The virtual-TV competition truly heated up in 2017. In March, Google joined the fray with its $35 monthly YouTube TV service, complete with more than 40 live TV channels. Two months later, Hulu began offering more than 50 live TV channels ($39.99 monthly) in addition to its subscription on-demand programming from major networks and its own originals (starting at $7.99 monthly with limited ads).
Also new on the scene: Philo, a $16 monthly entertainment-focused service launched last month with more than three dozen channels including A&E, AMC, BET, Comedy Central, Discovery Channel, HGTV and OWN — notably absent are sports and news.
Sports-oriented fuboTV ($39.99 after two months at $19.99) has grown from a soccer-centric streaming service two years ago to now offer more than 65 channels including Fox and NBC broadcast, news and sports channels.
Already up and running were Sling TV (starting at $20), launched by Dish Network in Feb. 2015, and Sony’s PlayStation Vue ($39.99 and up), which debuted a month later. AT&T, which acquired DirecTV in May 2014, began offering its DirecTV Now service ($35 and up) in November 2016.
A possible new player is Amazon, which could attempt to deliver its own live TV service as a way to accelerate allegiance to its Amazon Prime service ($99 annual fee) and eventually monetize advertising, says Joel Espelien, an analyst with Plano, Texas-based research firm The Diffusion Group.
It’s already a crowded marketplace, with more than 200 streaming services available to subscribers, according to Parks Associates. Netflix is the leader — Amazon, Hulu and MLB.tv. hold the next three spots — and to maintain its dominance it plans to ramp up content spending to as much as $8 billion in 2018.
That will likely be needed as Disney CEO Bob Iger has said in the buildup to launching its own service that the entertainment powerhouse plans to be selfish in licensing its current content and well as fare it gained from the $52.4 billion bid for much of 21st Century Fox including its TV and movie studios.
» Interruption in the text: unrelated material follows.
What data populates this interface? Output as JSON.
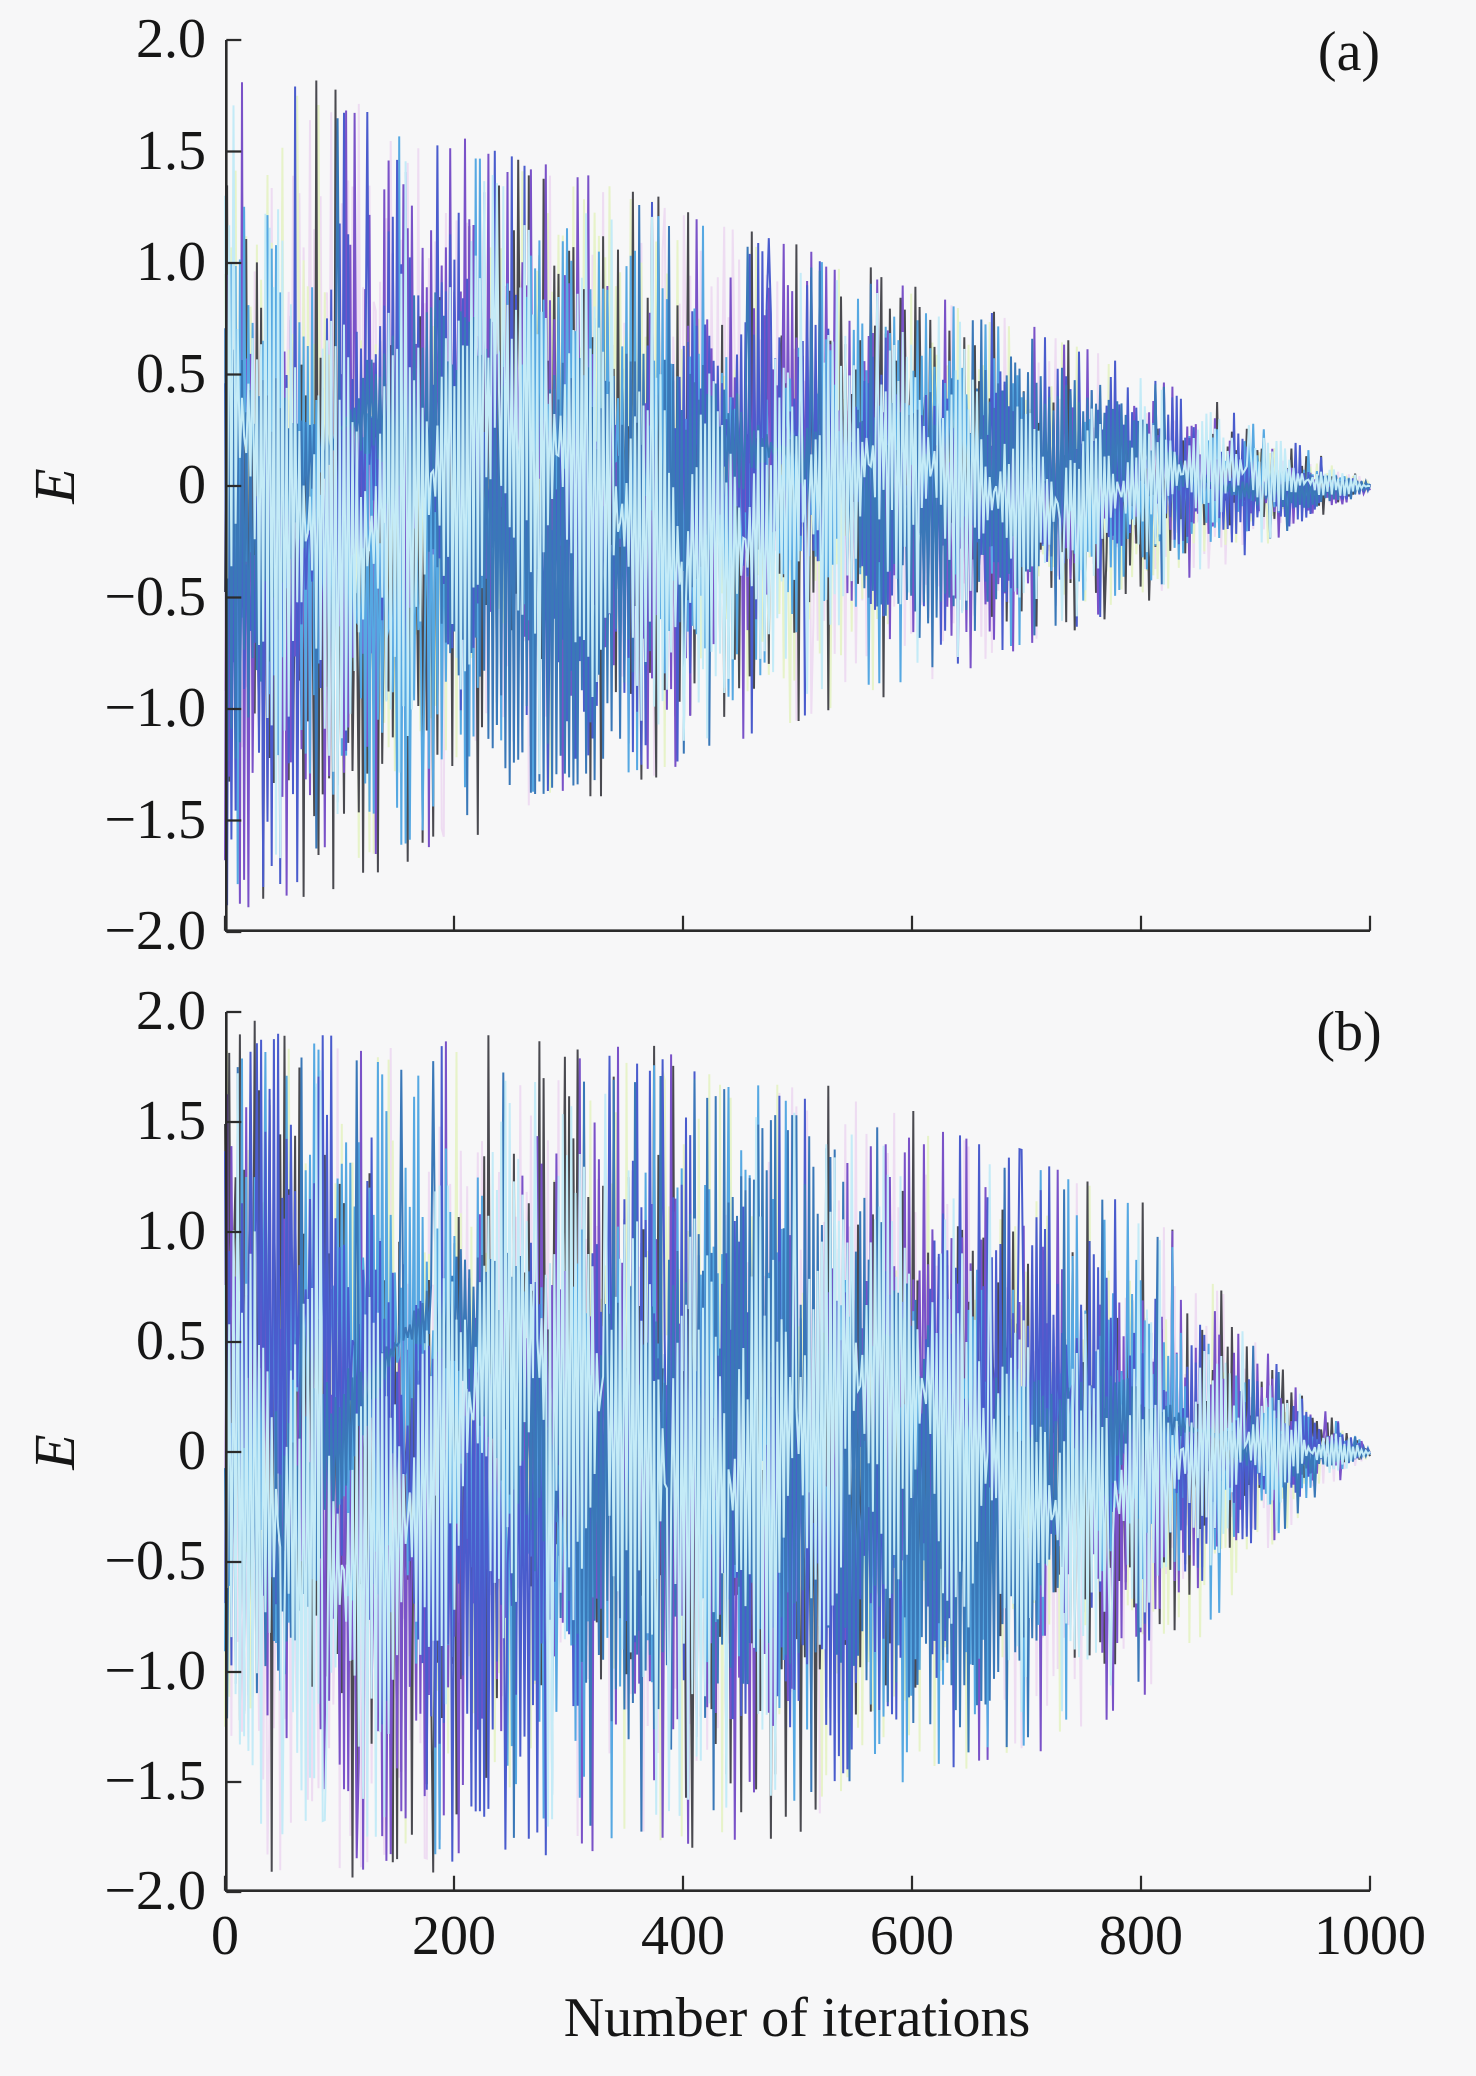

Watch for more players to enter the content creation arena, just as Apple has done and is expected to invest about $1 billion in 2018. DirecTV Now or Sling are among those that could begin offering «some type of original content of their own,» Espelien said.
A recent PricewaterhouseCoopers survey found cord cutters have three services on average, but they only watch two of them on a regular basis. Cord-trimming super-users (who also have slimmed-down traditional pay TV service) foot the bill for more, four services on average, but they still only watch two on a regular basis.
Some possibilities for Hulu include Disney attempting to buy out Comcast and taking command of the service or Comcast buying out Disney. Comcast has been a silent partner in Hulu, a condition under its 2011 acquisition of NBCUniversal. That condition ends in August 2018. (Comcast acquired the remaining 49% of NBCUniversal from GE in 2013.)
«It will be interesting to see how the politics plays out,» Sappington said, «and how that will affect the service and its content.»